Ada berapa macam-macam Mashlahah
Mursalah?
3.
Bagaimana pendapat para ulama
tentang Mashlahah Mursalah?
BAB
II
PEMBAHASAN
MASLAHAH
WAL MURSALAH
A. Pengertian Maslahah Wal Mursalah
Maslahah
berasal
dari kata shalaha yang memiliki arti baik lawan dari kata “buruk” atau “rusak”.

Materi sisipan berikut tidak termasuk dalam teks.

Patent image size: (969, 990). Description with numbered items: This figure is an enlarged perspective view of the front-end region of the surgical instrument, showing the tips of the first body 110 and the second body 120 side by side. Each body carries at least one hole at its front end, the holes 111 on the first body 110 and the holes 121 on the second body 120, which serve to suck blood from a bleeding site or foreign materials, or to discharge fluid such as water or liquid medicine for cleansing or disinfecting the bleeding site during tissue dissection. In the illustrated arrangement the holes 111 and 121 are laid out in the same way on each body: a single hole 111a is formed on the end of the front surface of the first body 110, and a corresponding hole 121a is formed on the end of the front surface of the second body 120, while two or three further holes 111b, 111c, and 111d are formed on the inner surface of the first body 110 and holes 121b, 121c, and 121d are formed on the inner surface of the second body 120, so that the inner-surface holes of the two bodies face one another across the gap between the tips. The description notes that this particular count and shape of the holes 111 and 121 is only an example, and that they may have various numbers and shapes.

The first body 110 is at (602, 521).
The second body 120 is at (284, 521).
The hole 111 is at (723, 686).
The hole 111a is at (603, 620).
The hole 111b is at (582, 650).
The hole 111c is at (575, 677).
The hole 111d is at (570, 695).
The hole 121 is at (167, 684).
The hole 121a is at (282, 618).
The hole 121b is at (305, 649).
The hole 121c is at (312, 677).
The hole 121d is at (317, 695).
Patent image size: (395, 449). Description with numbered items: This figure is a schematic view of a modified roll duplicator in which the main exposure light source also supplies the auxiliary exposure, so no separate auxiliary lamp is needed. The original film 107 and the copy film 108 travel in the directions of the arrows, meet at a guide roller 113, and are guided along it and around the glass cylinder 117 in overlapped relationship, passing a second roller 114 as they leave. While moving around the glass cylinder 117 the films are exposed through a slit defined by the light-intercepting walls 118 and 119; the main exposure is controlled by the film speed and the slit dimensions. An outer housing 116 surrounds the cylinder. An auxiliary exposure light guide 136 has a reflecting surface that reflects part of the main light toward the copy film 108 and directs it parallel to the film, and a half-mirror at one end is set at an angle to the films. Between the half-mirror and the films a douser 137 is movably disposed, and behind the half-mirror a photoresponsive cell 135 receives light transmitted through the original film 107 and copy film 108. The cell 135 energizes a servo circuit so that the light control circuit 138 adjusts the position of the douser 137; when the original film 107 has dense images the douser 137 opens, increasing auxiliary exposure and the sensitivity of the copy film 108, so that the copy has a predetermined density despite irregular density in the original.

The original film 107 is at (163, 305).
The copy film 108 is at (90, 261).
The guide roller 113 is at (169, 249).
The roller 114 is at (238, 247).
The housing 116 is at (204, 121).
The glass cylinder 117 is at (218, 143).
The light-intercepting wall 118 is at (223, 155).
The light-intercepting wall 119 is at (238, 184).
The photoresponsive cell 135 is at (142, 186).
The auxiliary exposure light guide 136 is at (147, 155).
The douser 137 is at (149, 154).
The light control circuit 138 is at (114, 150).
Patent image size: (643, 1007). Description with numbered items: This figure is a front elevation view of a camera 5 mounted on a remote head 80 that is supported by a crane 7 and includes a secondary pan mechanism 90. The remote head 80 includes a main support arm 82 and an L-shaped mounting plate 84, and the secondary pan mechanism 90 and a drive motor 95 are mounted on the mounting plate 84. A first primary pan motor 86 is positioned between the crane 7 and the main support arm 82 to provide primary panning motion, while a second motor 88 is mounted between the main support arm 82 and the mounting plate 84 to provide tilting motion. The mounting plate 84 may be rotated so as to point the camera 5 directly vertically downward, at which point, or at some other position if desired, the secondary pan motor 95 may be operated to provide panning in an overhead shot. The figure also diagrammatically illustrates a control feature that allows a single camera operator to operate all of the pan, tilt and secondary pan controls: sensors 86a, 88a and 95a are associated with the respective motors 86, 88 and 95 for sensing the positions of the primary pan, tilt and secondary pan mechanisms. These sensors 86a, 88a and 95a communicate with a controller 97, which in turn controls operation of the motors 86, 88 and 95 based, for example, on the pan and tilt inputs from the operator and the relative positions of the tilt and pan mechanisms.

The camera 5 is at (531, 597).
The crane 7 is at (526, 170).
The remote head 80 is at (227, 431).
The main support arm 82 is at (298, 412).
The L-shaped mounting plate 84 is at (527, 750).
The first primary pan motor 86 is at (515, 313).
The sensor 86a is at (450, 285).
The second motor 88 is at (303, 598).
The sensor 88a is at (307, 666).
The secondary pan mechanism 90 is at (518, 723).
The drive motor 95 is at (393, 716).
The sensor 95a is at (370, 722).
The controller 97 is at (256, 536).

Ia merupakan bentuk mashdar yang memiliki arti “manfaat” atau “terlepas
dari padanya kerusakan.” Adapun kata mursalah berasal dari kata rasala,bentuk
wazan arsala, artinya “terlepas”,
atau dalam arti mutlakah (bebas). Kata “terlepas” dan “bebas” disini
dihubungkan dengan kata mashlahah, maksudnya adalah “terlepas atau bebas
dari keterangan yang menunjukan boleh atau tidak bolehnya dilakukan.”[1]
Maslahah
mursalah yaitu suatu kemaslahatan yang tidak disinggung oleh syara’ dan tidak
pula terdapat dalil-dalil yang menyuruh untuk mengerjakan atau meninggalkannya,
sedang jika dikerjakan akan mendatangkan kebaikan yang besar atau kemaslahatan.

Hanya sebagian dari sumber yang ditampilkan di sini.